First Solar just announced that it is spending some of that cash. The company is buying General Electric’s (NYSE: GE) cadium telluride solar intellectual properly as part of an agreement aimed at advancing thin-film solar cells and modules. In return, GE gets 1.75 million shares (a 2% stake) of First Solar, which it has agreed to hold for at least three years.

GE scrapped its plans to manufacture its own solar panels due to a global market glut.

The current deal, also a strategic alliance, allows First Solar to use its manufacturing scale to start producing GE’s new cadium technology (expected to start next year), and GE will then buy First Solar panels. The deal also allows GE to concentrate primarily on its solar inverter, plant optimization and solar plant finance businesses. 

First Solar CEO Jim Hughes said that adding “GE’s PV thin film technology and R&D resources will advance out technology roadmap, while realizing cost reduction in our manufacturing process.” As part of the deal with First Solar, the two companies formed a research alliance around solar inverters, which help convert sunlight into grid-ready electricity.

The news is encouraging, but also troublesome in that GE recognizes the uncertainty that lies ahead for the sector.

An alternative to consider

For investors thinking of tiptoeing into solar stocks, China's Yingli Green Energy Holding (NYSE: YGE) is worth a look.
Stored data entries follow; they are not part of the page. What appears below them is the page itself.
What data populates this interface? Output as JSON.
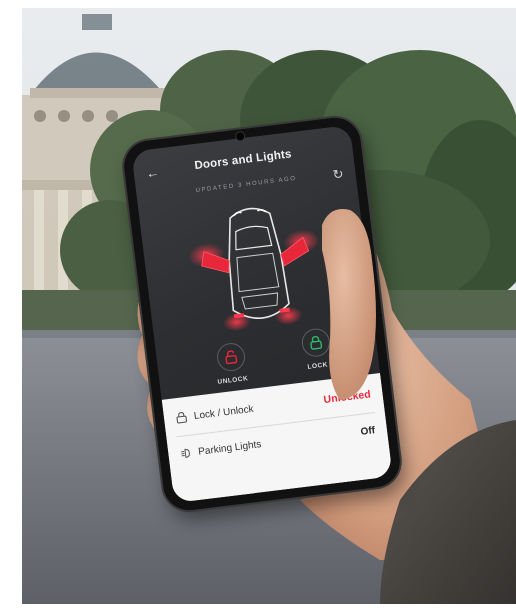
{
  "colors": {
    "accent_red": "#e8283a",
    "lock_green": "#2fb86a",
    "screen_bg": "#2c2e31"
  },
  "app": {
    "title": "Doors and Lights",
    "updated": "UPDATED 3 HOURS AGO",
    "icons": {
      "back": "arrow-left-icon",
      "refresh": "refresh-icon"
    }
  },
  "controls": {
    "unlock_label": "UNLOCK",
    "lock_label": "LOCK"
  },
  "rows": [
    {
      "label": "Lock / Unlock",
      "value": "Unlocked",
      "icon": "lock-icon"
    },
    {
      "label": "Parking Lights",
      "value": "Off",
      "icon": "parking-light-icon"
    }
  ]
}
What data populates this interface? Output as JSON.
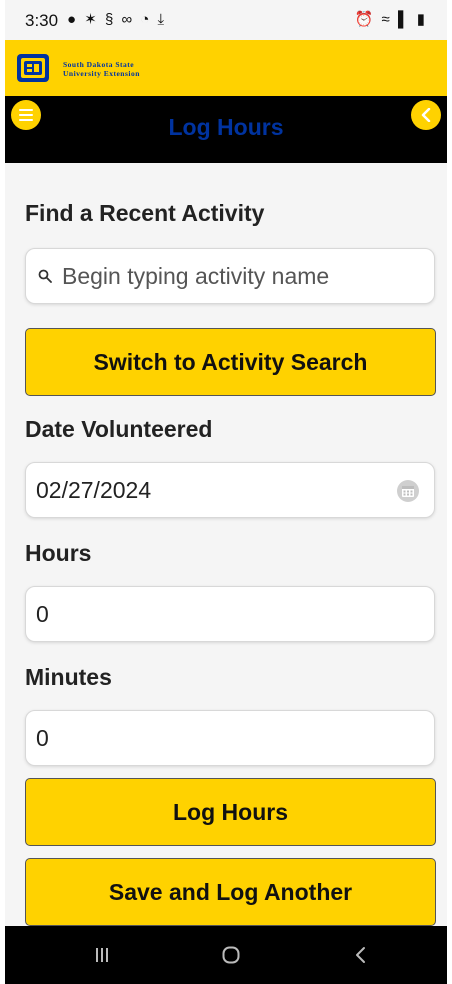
{
  "status_bar": {
    "time": "3:30",
    "left_icons": "● ✶ § ∞ ◔ ⤓",
    "right_icons": "⏰ ≈ ▌ ▮"
  },
  "brand": {
    "line1": "South Dakota State",
    "line2": "University Extension",
    "logo_text": "SD"
  },
  "header": {
    "title": "Log Hours"
  },
  "form": {
    "recent_label": "Find a Recent Activity",
    "search_placeholder": "Begin typing activity name",
    "switch_button": "Switch to Activity Search",
    "date_label": "Date Volunteered",
    "date_value": "02/27/2024",
    "hours_label": "Hours",
    "hours_value": "0",
    "minutes_label": "Minutes",
    "minutes_value": "0",
    "log_button": "Log Hours",
    "save_button": "Save and Log Another"
  },
  "colors": {
    "accent": "#FFD200",
    "brand_blue": "#0033A0",
    "header_bg": "#000000"
  },
  "icons": {
    "menu": "hamburger-menu-icon",
    "back": "chevron-left-icon",
    "search": "search-icon",
    "calendar": "calendar-icon"
  }
}
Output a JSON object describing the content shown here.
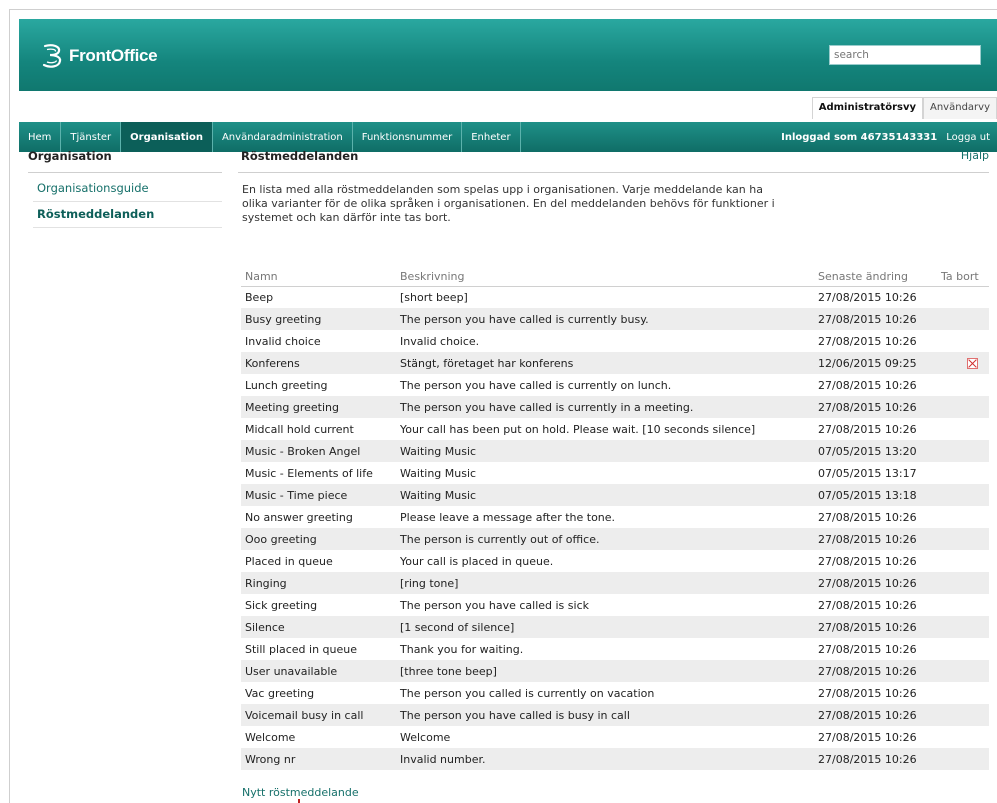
{
  "brand": {
    "name": "FrontOffice",
    "logo_icon": "three-logo-icon",
    "color": "#14857d"
  },
  "search": {
    "placeholder": "search"
  },
  "view_tabs": [
    {
      "label": "Administratörsvy",
      "active": true
    },
    {
      "label": "Användarvy",
      "active": false
    }
  ],
  "nav": {
    "items": [
      {
        "label": "Hem",
        "active": false
      },
      {
        "label": "Tjänster",
        "active": false
      },
      {
        "label": "Organisation",
        "active": true
      },
      {
        "label": "Användaradministration",
        "active": false
      },
      {
        "label": "Funktionsnummer",
        "active": false
      },
      {
        "label": "Enheter",
        "active": false
      }
    ],
    "logged_in": "Inloggad som 46735143331",
    "logout": "Logga ut"
  },
  "sidebar": {
    "title": "Organisation",
    "items": [
      {
        "label": "Organisationsguide",
        "active": false
      },
      {
        "label": "Röstmeddelanden",
        "active": true
      }
    ]
  },
  "main": {
    "title": "Röstmeddelanden",
    "help": "Hjälp",
    "intro": "En lista med alla röstmeddelanden som spelas upp i organisationen. Varje meddelande kan ha olika varianter för de olika språken i organisationen. En del meddelanden behövs för funktioner i systemet och kan därför inte tas bort.",
    "columns": {
      "name": "Namn",
      "desc": "Beskrivning",
      "date": "Senaste ändring",
      "delete": "Ta bort"
    },
    "rows": [
      {
        "name": "Beep",
        "desc": "[short beep]",
        "date": "27/08/2015 10:26",
        "deletable": false
      },
      {
        "name": "Busy greeting",
        "desc": "The person you have called is currently busy.",
        "date": "27/08/2015 10:26",
        "deletable": false
      },
      {
        "name": "Invalid choice",
        "desc": "Invalid choice.",
        "date": "27/08/2015 10:26",
        "deletable": false
      },
      {
        "name": "Konferens",
        "desc": "Stängt, företaget har konferens",
        "date": "12/06/2015 09:25",
        "deletable": true
      },
      {
        "name": "Lunch greeting",
        "desc": "The person you have called is currently on lunch.",
        "date": "27/08/2015 10:26",
        "deletable": false
      },
      {
        "name": "Meeting greeting",
        "desc": "The person you have called is currently in a meeting.",
        "date": "27/08/2015 10:26",
        "deletable": false
      },
      {
        "name": "Midcall hold current",
        "desc": "Your call has been put on hold. Please wait. [10 seconds silence]",
        "date": "27/08/2015 10:26",
        "deletable": false
      },
      {
        "name": "Music - Broken Angel",
        "desc": "Waiting Music",
        "date": "07/05/2015 13:20",
        "deletable": false
      },
      {
        "name": "Music - Elements of life",
        "desc": "Waiting Music",
        "date": "07/05/2015 13:17",
        "deletable": false
      },
      {
        "name": "Music - Time piece",
        "desc": "Waiting Music",
        "date": "07/05/2015 13:18",
        "deletable": false
      },
      {
        "name": "No answer greeting",
        "desc": "Please leave a message after the tone.",
        "date": "27/08/2015 10:26",
        "deletable": false
      },
      {
        "name": "Ooo greeting",
        "desc": "The person is currently out of office.",
        "date": "27/08/2015 10:26",
        "deletable": false
      },
      {
        "name": "Placed in queue",
        "desc": "Your call is placed in queue.",
        "date": "27/08/2015 10:26",
        "deletable": false
      },
      {
        "name": "Ringing",
        "desc": "[ring tone]",
        "date": "27/08/2015 10:26",
        "deletable": false
      },
      {
        "name": "Sick greeting",
        "desc": "The person you have called is sick",
        "date": "27/08/2015 10:26",
        "deletable": false
      },
      {
        "name": "Silence",
        "desc": "[1 second of silence]",
        "date": "27/08/2015 10:26",
        "deletable": false
      },
      {
        "name": "Still placed in queue",
        "desc": "Thank you for waiting.",
        "date": "27/08/2015 10:26",
        "deletable": false
      },
      {
        "name": "User unavailable",
        "desc": "[three tone beep]",
        "date": "27/08/2015 10:26",
        "deletable": false
      },
      {
        "name": "Vac greeting",
        "desc": "The person you called is currently on vacation",
        "date": "27/08/2015 10:26",
        "deletable": false
      },
      {
        "name": "Voicemail busy in call",
        "desc": "The person you have called is busy in call",
        "date": "27/08/2015 10:26",
        "deletable": false
      },
      {
        "name": "Welcome",
        "desc": "Welcome",
        "date": "27/08/2015 10:26",
        "deletable": false
      },
      {
        "name": "Wrong nr",
        "desc": "Invalid number.",
        "date": "27/08/2015 10:26",
        "deletable": false
      }
    ],
    "new_link": "Nytt röstmeddelande"
  }
}
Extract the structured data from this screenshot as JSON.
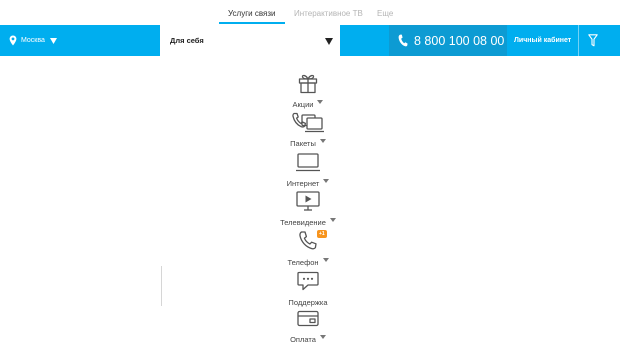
{
  "top_tabs": [
    {
      "label": "Услуги связи",
      "active": true
    },
    {
      "label": "Интерактивное ТВ",
      "active": false
    },
    {
      "label": "Еще",
      "active": false
    }
  ],
  "header": {
    "city": "Москва",
    "segment": "Для себя",
    "phone": "8 800 100 08 00",
    "cabinet": "Личный кабинет"
  },
  "menu": [
    {
      "label": "Акции",
      "icon": "gift-icon",
      "has_dropdown": true
    },
    {
      "label": "Пакеты",
      "icon": "packages-icon",
      "has_dropdown": true
    },
    {
      "label": "Интернет",
      "icon": "laptop-icon",
      "has_dropdown": true
    },
    {
      "label": "Телевидение",
      "icon": "tv-play-icon",
      "has_dropdown": true
    },
    {
      "label": "Телефон",
      "icon": "phone-icon",
      "has_dropdown": true,
      "badge": "+1"
    },
    {
      "label": "Поддержка",
      "icon": "chat-icon",
      "has_dropdown": false
    },
    {
      "label": "Оплата",
      "icon": "card-icon",
      "has_dropdown": true
    }
  ],
  "colors": {
    "accent": "#00aeef",
    "accent_dark": "#0d9bd3",
    "badge": "#f7941d",
    "icon": "#555555",
    "inactive_tab": "#b5b5b5"
  }
}
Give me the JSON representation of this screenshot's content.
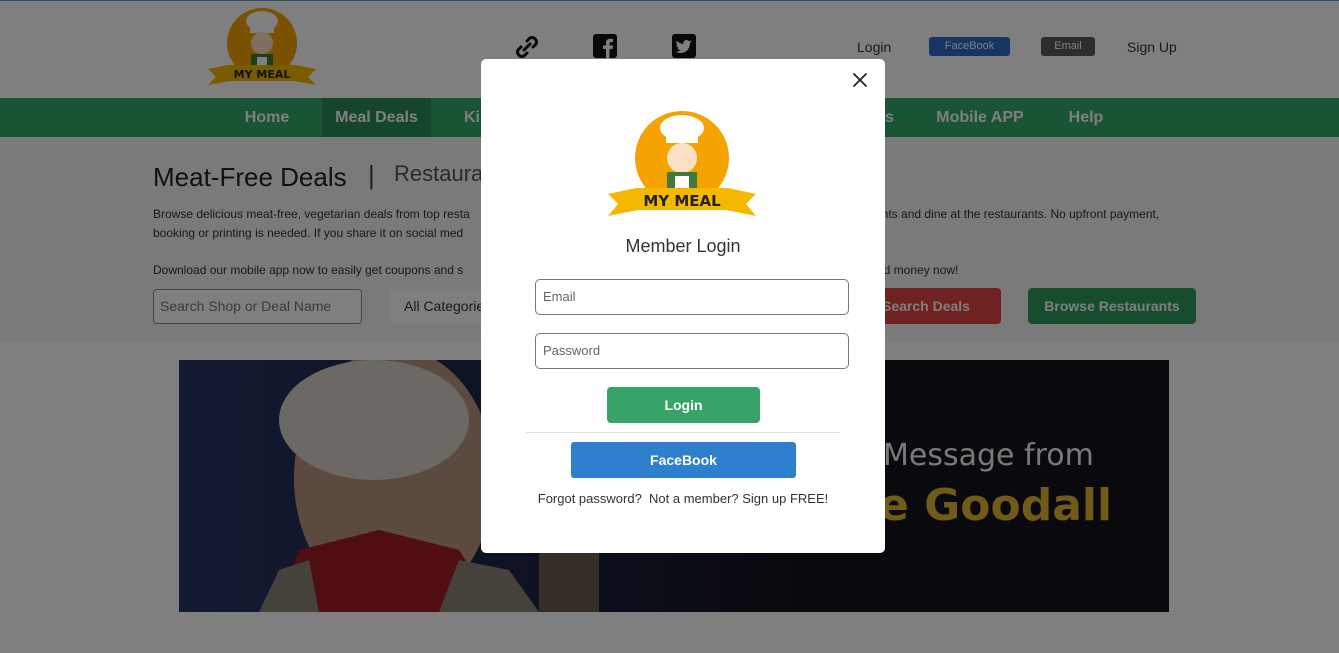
{
  "brand": {
    "name": "MY MEAL"
  },
  "header": {
    "login": "Login",
    "facebook": "FaceBook",
    "email": "Email",
    "signup": "Sign Up"
  },
  "nav": {
    "items": [
      {
        "label": "Home"
      },
      {
        "label": "Meal Deals"
      },
      {
        "label": "Ki"
      },
      {
        "label": "s"
      },
      {
        "label": "Mobile APP"
      },
      {
        "label": "Help"
      }
    ]
  },
  "main": {
    "title": "Meat-Free Deals",
    "separator": "|",
    "subtitle": "Restaurar",
    "desc_line1_left": "Browse delicious meat-free, vegetarian deals from top resta",
    "desc_line1_right": "unts and dine at the restaurants. No upfront payment,",
    "desc_line2_left": "booking or printing is needed. If you share it on social med",
    "desc_line3_left": "Download our mobile app now to easily get coupons and s",
    "desc_line3_right": "nd money now!",
    "search_placeholder": "Search Shop or Deal Name",
    "category": "All Categorie",
    "search_button": "Search Deals",
    "browse_button": "Browse Restaurants"
  },
  "banner": {
    "line1": "Message from",
    "line2": "e Goodall"
  },
  "modal": {
    "title": "Member Login",
    "email_placeholder": "Email",
    "password_placeholder": "Password",
    "login_button": "Login",
    "facebook_button": "FaceBook",
    "forgot": "Forgot password?",
    "signup": "Not a member? Sign up FREE!"
  },
  "colors": {
    "nav_green": "#32a96a",
    "login_green": "#38a367",
    "facebook_blue": "#2f7fcf",
    "search_red": "#e04545"
  }
}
The company recently said second quarter photovoltaic module shipment growth was “significantly better” than expected and raised the guidance range for its gross margin from 9-11% to 11-12%.

Industry watchdog and consumer advocacy group Silicon Valley Toxics Coalition (SVTC) recently released its annual Solar Scorecard, evaluating the commitment of leading photovoltaic companies to environmental protection, sustainability and social justice. Yingli, with top scores, was at the head of the class.

Additionally, a number of industry-wide events have shined a sunny spotlight on Yingli's future prospects. Among the company's recent achievements, it is now approved to conduct in-house Underwriters Laboratories (UL) certification testing for solar modules.

Earnings updates show marked and stable improvement for Yingli after a year that was very trying for the overall sector. China plans to boost its solar capacity five-fold by 2015; the added demand will not only help alleviate oversupply, but it will also handsomely benefit Yingli. This will in return reward the company's shareholders.

Uncertain demand and oversupply

Solar stocks have been volatile lately, following two solid years of turmoil in the sector. Uncertain supply and demand continues to weigh heavily on the industry. According to Lux Research, profit margins won’t recover until 2015 when solar oversupply plummets due to bankruptcies among uncompetitive players and underlying financial constraints prevent capacity expansion. Growth in new markets such as China will also eventually help. Careful investments in the industry may pay off once the recovery happens.